Dirichlet Energy Enhancement of Graph Neural Networks by Framelet Augmentation

TL;DR

This paper introduces a framelet-based augmentation to enhance Dirichlet energy in graph neural networks, effectively mitigating over-smoothing and improving deep GNN performance, especially on heterophilous graphs.

Contribution

The paper proposes a novel Framelet Augmentation strategy and Energy Enhanced Convolution (EEConv) that explicitly increase Dirichlet energy, addressing over-smoothing in deep GNNs.

Findings

EEConv strictly enhances Dirichlet energy in deep GNNs.

Deep GNNs with EEConv achieve state-of-the-art results on various datasets.

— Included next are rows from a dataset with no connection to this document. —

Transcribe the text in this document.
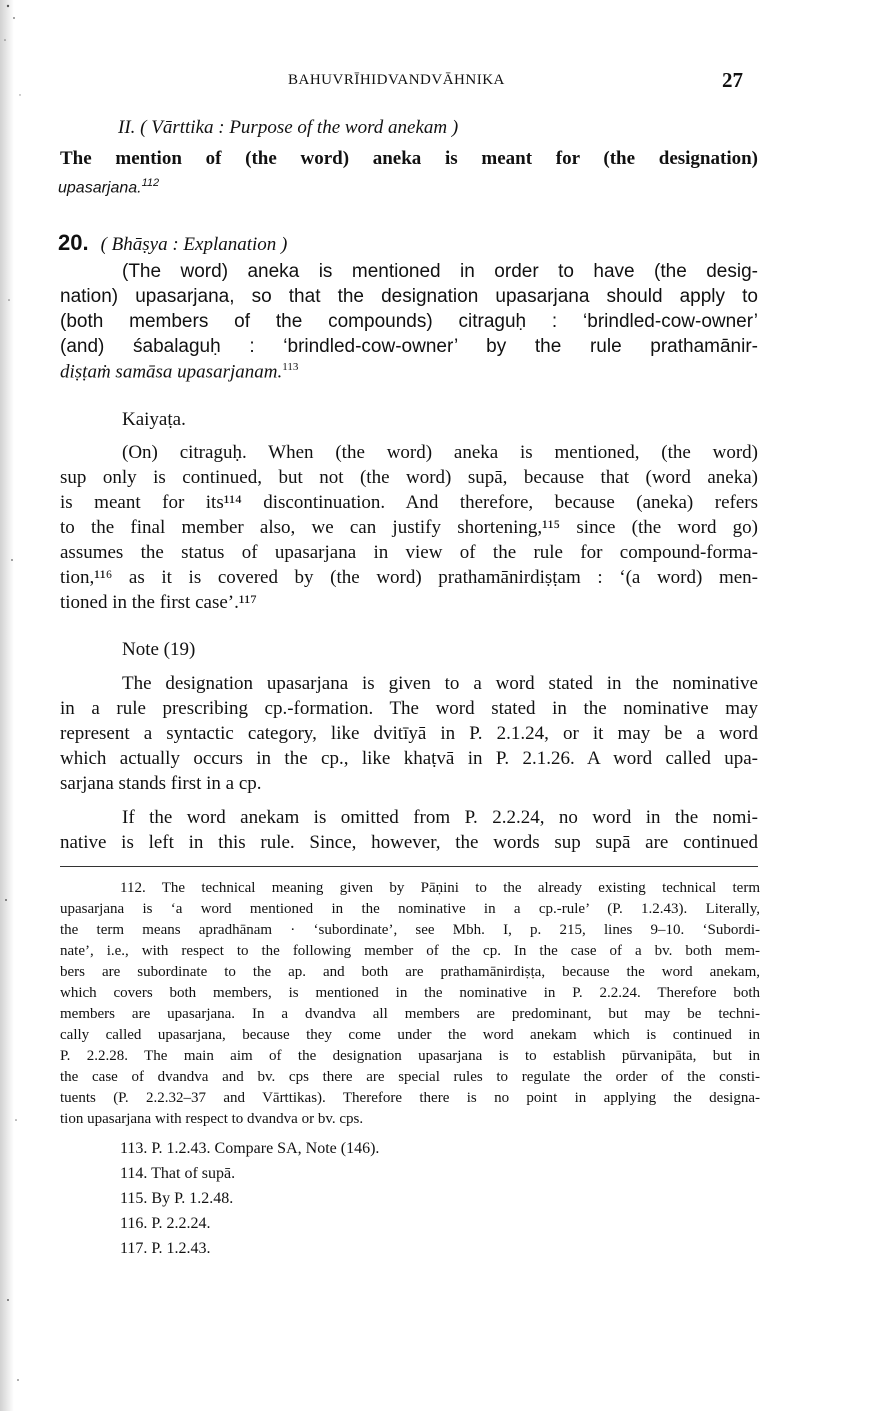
BAHUVRĪHIDVANDVĀHNIKA	27
II. ( Vārttika : Purpose of the word anekam )
The mention of (the word) aneka is meant for (the designation)
upasarjana.$^{112}$
20. ( Bhāṣya : Explanation )
(The word) aneka is mentioned in order to have (the desig-
nation) upasarjana, so that the designation upasarjana should apply to
(both members of the compounds) citraguḥ : ‘brindled-cow-owner’
(and) śabalaguḥ : ‘brindled-cow-owner’ by the rule prathamānir-
diṣṭaṁ samāsa upasarjanam.$^{113}$
Kaiyaṭa.
(On) citraguḥ. When (the word) aneka is mentioned, (the word)
sup only is continued, but not (the word) supā, because that (word aneka)
is meant for its¹¹⁴ discontinuation. And therefore, because (aneka) refers
to the final member also, we can justify shortening,¹¹⁵ since (the word go)
assumes the status of upasarjana in view of the rule for compound-forma-
tion,¹¹⁶ as it is covered by (the word) prathamānirdiṣṭam : ‘(a word) men-
tioned in the first case’.¹¹⁷
Note (19)
The designation upasarjana is given to a word stated in the nominative
in a rule prescribing cp.-formation. The word stated in the nominative may
represent a syntactic category, like dvitīyā in P. 2.1.24, or it may be a word
which actually occurs in the cp., like khaṭvā in P. 2.1.26. A word called upa-
sarjana stands first in a cp.
If the word anekam is omitted from P. 2.2.24, no word in the nomi-
native is left in this rule. Since, however, the words sup supā are continued
112. The technical meaning given by Pāṇini to the already existing technical term
upasarjana is ‘a word mentioned in the nominative in a cp.-rule’ (P. 1.2.43). Literally,
the term means apradhānam · ‘subordinate’, see Mbh. I, p. 215, lines 9–10. ‘Subordi-
nate’, i.e., with respect to the following member of the cp. In the case of a bv. both mem-
bers are subordinate to the ap. and both are prathamānirdiṣṭa, because the word anekam,
which covers both members, is mentioned in the nominative in P. 2.2.24. Therefore both
members are upasarjana. In a dvandva all members are predominant, but may be techni-
cally called upasarjana, because they come under the word anekam which is continued in
P. 2.2.28. The main aim of the designation upasarjana is to establish pūrvanipāta, but in
the case of dvandva and bv. cps there are special rules to regulate the order of the consti-
tuents (P. 2.2.32–37 and Vārttikas). Therefore there is no point in applying the designa-
tion upasarjana with respect to dvandva or bv. cps.
113. P. 1.2.43. Compare SA, Note (146).
114. That of supā.
115. By P. 1.2.48.
116. P. 2.2.24.
117. P. 1.2.43.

EEConv benefits node classification on heterophilous graphs.

Abstract

Graph convolutions have been a pivotal element in learning graph representations. However, recursively aggregating neighboring information with graph convolutions leads to indistinguishable node features in deep layers, which is known as the over-smoothing issue. The performance of graph neural networks decays fast as the number of stacked layers increases, and the Dirichlet energy associated with the graph decreases to zero as well. In this work, we introduce a framelet system into the analysis of Dirichlet energy and take a multi-scale perspective to leverage the Dirichlet energy and alleviate the over-smoothing issue. Specifically, we develop a Framelet Augmentation strategy by adjusting the update rules with positive and negative increments for low-pass and high-passes respectively. Based on that, we design the Energy Enhanced Convolution (EEConv), which is an effective and practical operation that is proved to strictly enhance Dirichlet energy. From a message-passing perspective, EEConv inherits multi-hop aggregation property from the framelet transform and takes into account all hops in the multi-scale representation, which benefits the node classification tasks over heterophilous graphs. Experiments show that deep GNNs with EEConv achieve state-of-the-art performance over various node classification datasets, especially for heterophilous graphs, while also lifting the Dirichlet energy as the network goes deeper.